On Kinetic Equations Modeling Evolution of Systems in Mathematical Biology

TL;DR

This paper develops a rigorous formalism for modeling the kinetic evolution of biological systems using dual BBGKY hierarchy and Vlasov-type equations, providing a mathematical foundation for understanding interacting entities in biology.

Contribution

It introduces a formalism based on the dual BBGKY hierarchy and derives the mean field limit leading to Vlasov-type kinetic equations for biological systems.

Findings

Established the dual Vlasov hierarchy for limit marginal observables.

Connected the dual Vlasov hierarchy with Vlasov-type kinetic equations.
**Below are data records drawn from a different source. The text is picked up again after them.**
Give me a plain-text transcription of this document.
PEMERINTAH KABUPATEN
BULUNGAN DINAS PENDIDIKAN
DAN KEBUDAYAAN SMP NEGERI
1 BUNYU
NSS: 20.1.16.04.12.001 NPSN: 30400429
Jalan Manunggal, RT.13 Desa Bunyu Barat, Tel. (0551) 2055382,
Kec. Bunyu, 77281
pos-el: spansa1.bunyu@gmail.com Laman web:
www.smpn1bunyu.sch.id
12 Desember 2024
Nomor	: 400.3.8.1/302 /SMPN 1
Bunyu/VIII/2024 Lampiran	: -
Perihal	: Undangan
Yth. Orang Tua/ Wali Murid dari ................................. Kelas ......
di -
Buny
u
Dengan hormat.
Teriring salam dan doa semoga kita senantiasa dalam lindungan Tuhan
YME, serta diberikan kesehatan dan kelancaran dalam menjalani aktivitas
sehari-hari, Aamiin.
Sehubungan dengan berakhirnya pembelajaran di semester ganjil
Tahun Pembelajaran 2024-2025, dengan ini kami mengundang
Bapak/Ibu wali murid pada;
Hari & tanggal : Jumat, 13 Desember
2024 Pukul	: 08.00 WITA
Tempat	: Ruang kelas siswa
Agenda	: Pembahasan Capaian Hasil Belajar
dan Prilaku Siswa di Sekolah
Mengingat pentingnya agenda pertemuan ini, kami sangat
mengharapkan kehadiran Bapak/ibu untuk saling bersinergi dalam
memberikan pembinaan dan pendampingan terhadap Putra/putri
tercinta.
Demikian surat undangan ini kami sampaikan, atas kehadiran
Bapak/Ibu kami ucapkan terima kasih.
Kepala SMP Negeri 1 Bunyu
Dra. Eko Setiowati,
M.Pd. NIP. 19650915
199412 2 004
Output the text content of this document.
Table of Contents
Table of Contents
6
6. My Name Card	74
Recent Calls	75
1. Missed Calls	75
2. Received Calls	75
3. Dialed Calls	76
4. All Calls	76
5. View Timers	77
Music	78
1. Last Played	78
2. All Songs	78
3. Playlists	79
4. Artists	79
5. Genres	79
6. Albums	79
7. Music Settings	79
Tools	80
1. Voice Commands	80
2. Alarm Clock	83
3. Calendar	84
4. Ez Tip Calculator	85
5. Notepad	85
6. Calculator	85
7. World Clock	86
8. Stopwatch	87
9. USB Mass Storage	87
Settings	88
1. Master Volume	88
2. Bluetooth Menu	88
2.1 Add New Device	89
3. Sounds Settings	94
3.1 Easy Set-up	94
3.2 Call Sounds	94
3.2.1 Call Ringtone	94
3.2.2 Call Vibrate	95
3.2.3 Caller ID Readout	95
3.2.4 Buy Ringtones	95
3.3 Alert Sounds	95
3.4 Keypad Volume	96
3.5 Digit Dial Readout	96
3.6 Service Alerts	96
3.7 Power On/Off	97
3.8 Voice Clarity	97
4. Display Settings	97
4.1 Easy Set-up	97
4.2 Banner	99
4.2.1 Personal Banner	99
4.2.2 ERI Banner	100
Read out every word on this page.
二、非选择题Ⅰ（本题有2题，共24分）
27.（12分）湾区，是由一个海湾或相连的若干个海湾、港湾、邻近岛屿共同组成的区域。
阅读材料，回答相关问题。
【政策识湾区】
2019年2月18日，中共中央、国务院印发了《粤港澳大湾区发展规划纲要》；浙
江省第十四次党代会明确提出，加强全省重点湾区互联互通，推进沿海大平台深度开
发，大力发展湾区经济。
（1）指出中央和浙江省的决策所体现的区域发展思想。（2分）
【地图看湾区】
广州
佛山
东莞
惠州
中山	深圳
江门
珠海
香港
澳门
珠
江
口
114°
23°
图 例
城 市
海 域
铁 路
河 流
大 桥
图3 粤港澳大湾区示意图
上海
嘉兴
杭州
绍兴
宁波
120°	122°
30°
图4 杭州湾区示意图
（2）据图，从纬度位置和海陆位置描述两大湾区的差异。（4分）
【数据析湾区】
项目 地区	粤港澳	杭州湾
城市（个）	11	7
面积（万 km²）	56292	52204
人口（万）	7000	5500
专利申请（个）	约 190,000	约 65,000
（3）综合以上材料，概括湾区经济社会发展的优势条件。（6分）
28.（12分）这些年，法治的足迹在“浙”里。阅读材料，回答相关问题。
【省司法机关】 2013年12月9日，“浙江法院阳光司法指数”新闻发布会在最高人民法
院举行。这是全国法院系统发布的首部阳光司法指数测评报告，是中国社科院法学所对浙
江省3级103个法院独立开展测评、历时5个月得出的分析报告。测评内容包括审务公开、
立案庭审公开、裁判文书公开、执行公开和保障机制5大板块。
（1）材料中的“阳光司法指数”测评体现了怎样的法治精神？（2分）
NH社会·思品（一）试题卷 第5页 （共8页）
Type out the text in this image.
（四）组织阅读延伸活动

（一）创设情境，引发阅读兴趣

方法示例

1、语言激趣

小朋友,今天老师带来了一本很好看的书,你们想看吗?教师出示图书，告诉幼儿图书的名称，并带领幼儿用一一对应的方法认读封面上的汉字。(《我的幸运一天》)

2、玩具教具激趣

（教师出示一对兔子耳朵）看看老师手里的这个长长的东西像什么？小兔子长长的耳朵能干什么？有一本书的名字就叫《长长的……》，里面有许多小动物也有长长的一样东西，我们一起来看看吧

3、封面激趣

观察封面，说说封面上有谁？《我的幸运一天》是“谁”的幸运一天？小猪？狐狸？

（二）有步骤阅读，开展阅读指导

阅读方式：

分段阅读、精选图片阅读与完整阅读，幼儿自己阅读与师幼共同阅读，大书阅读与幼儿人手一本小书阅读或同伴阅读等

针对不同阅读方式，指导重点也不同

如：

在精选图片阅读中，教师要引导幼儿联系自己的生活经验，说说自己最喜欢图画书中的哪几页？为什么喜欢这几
Provided a rigorous mathematical framework for biological kinetic modeling.

Abstract

We develop a rigorous formalism for the description of the kinetic evolution of interacting entities modeling systems in mathematical biology within the framework of the evolution of marginal observables. For this purpose we construct the mean field asymptotic behavior of a solution of the Cauchy problem of the dual BBGKY hierarchy for marginal observables of the dynamical systems based on the Markov jump processes, exhibiting the intrinsic properties of the living entities. The constructed scaling limit is governed by the set of recurrence evolution equations, namely by the dual Vlasov-type hierarchy. Moreover, the relationships of the dual Vlasov hierarchy for the limit marginal observables with the Vlasov-type kinetic equation is established.